Is remote online notarization secure?
Performing an eClosing using RON doesn’t mean sacrificing security. In fact, the safety measures enacted with RON may be even more secure than a traditional in-person closing, and here’s why.
RON helps eliminate the risk of fraud through better identity authentication. Let’s use the Stavvy digital mortgage platform as an example. Stavvy records and saves every notarization session for review post-closing. Additionally, all signers, remote notaries, and closing participants are verified via knowledge-based authentication (KBA) and ID cards before the signing session begins. This level of identity proofing alone is more secure than traditional, in-person methods.
When conducting a RON closing, the technology you use should also ensure that the fully executed closing documents are tamper-sealed and, therefore, unable to be altered post-signing. This security measure preserves the integrity of your documentation.
After the digital closing with RON is complete, all documents are sent and stored electronically for an extra layer of defense.

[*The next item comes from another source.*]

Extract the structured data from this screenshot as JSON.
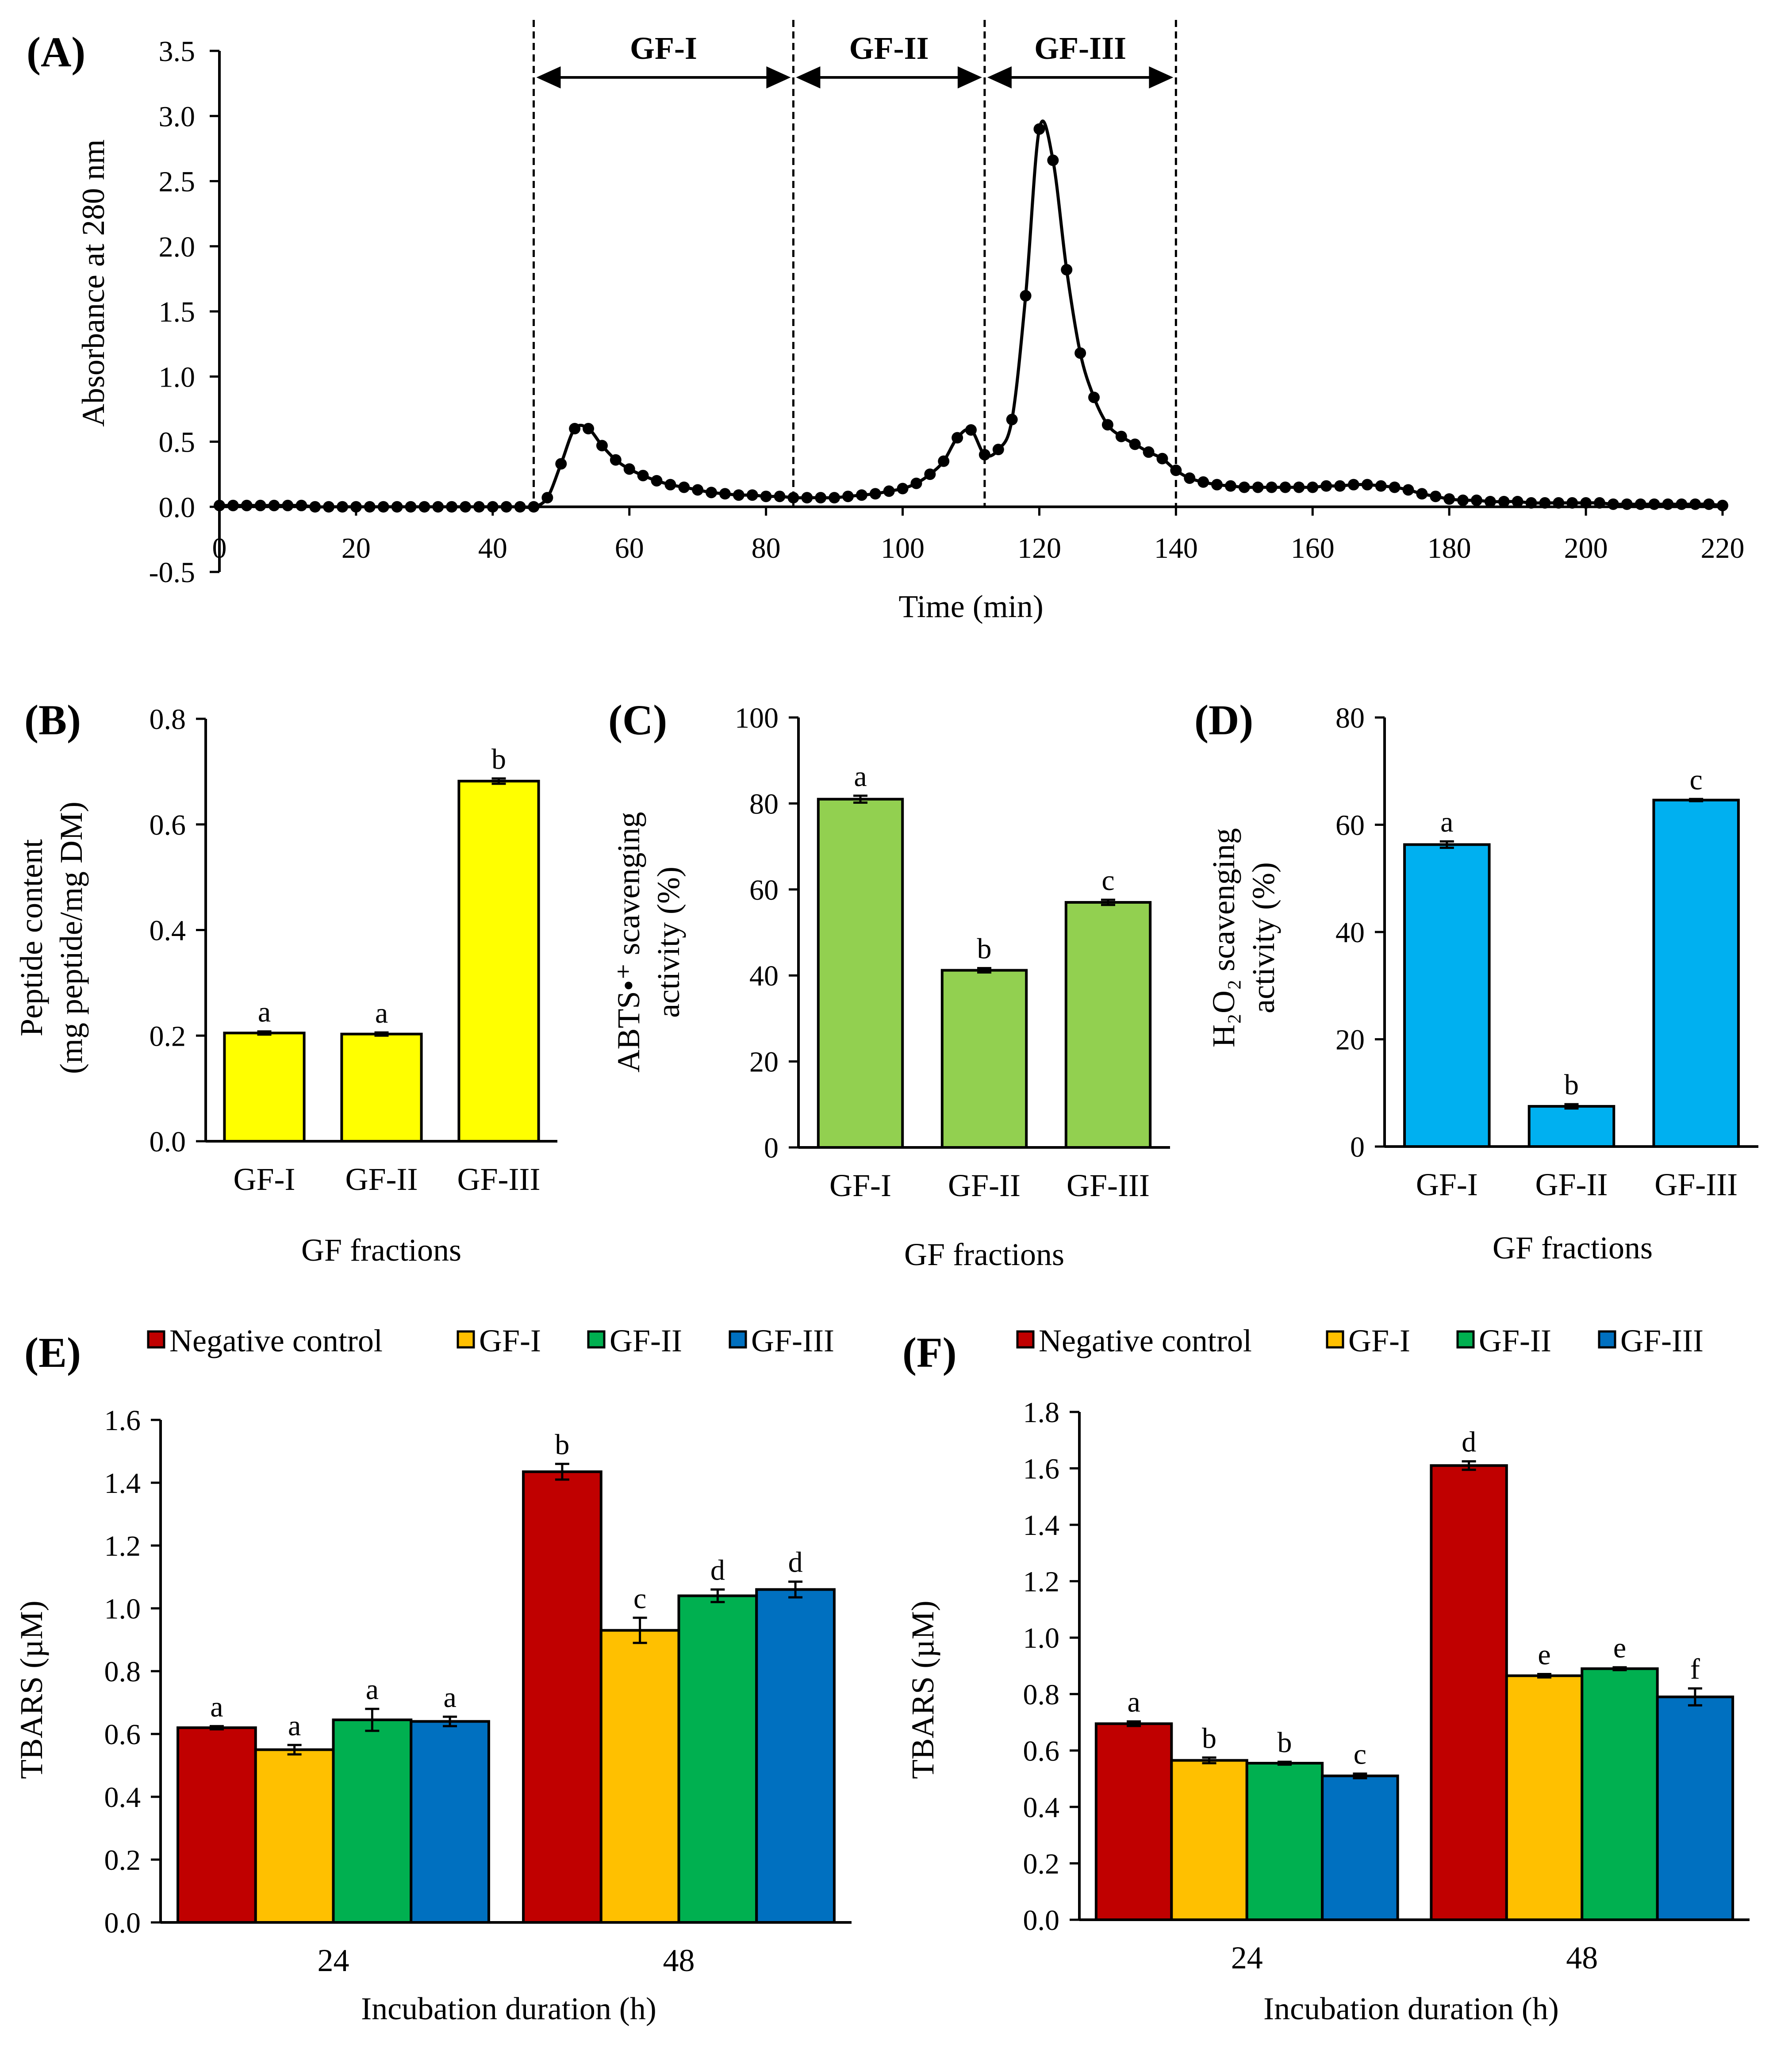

The Stavvy digital mortgage platform takes RON closing security even further by producing an accompanying digital audit trail, sending secure meeting invitation links with multi-factor authentication, and ensuring that every state-commissioned online notary seal is backed by a secure cryptographic certificate. Additionally, Stavvy is a MISMO® certified solution and SOC 2 compliant.
How hard is it to adopt RON technology?
Adding RON technology to your closing workflow is relatively straightforward. However, there is a training component like anything new. Onboarding with the right technology partner should help ease the transition and position you as an expert in no time. This free checklist can also help prepare you for your first digital mortgage closing with RON.
Digital closings with RON are gaining popularity among homeowners, lenders, and title companies. Homeowners enjoy the convenience a digital closing provides, and lenders are eager to meet customers where they are and lower the cost of originating a loan. Similarly, title and settlement agents are quickly realizing the operational efficiencies of a digital-first approach.